We'd rather believe the older studies which found that red wine reduces heart disease, or the latest ones which suggest a reduced risk for diabetes, without acknowledging the skewing effects of confounders and biases in observational research.

So, What Should I Advise My Clinic Patient?

Now that I have thought this through, I have come to this conclusion: In addition to acknowledging pharmaceutical conflicts of interests, researchers and guideline authors (and medical providers like us) should publicly declare our own drinking habits, along with a clear statement of whether our ethanol proclivity influences our alcohol prescription for patients.

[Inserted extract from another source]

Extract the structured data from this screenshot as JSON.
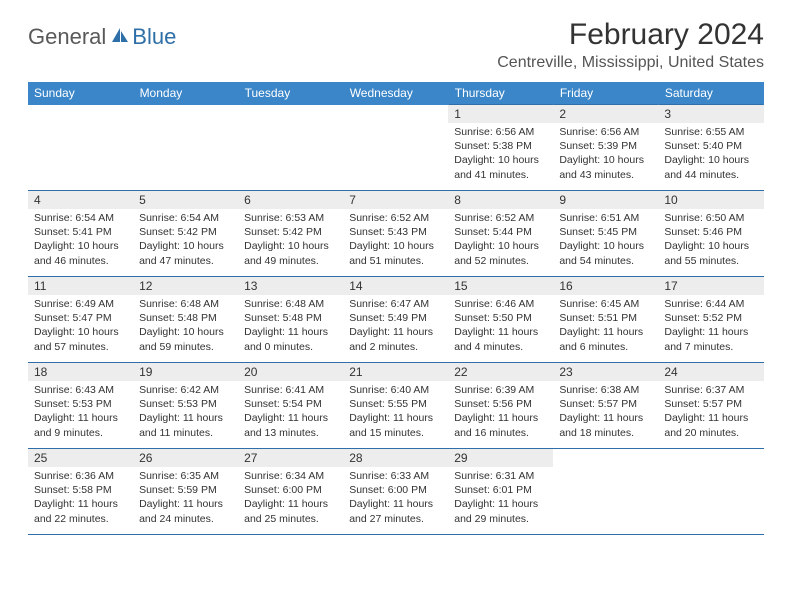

This is my prepared spiel for patients moving forward:

I occasionally drink wine or beer. I try to limit the quantity because of caloric content. Importantly, this does not cloud my assessment of the published research, which, in my opinion, is not strong enough to make any conclusive judgement on the effects of alcohol on diabetes, heart disease, or mortality.

On the other hand, the evidence documenting the harms caused by alcohol in terms of liver disease, pancreatitis, gout, mood disorders, and certain cancers is much stronger.

So, here's my advice: If you're a teetotaler, it may be best for your health to remain that way. If you drink, do it for pleasure (and try to minimize both the quantity and frequency of consumption) rather than with the assumption that it may provide health benefits.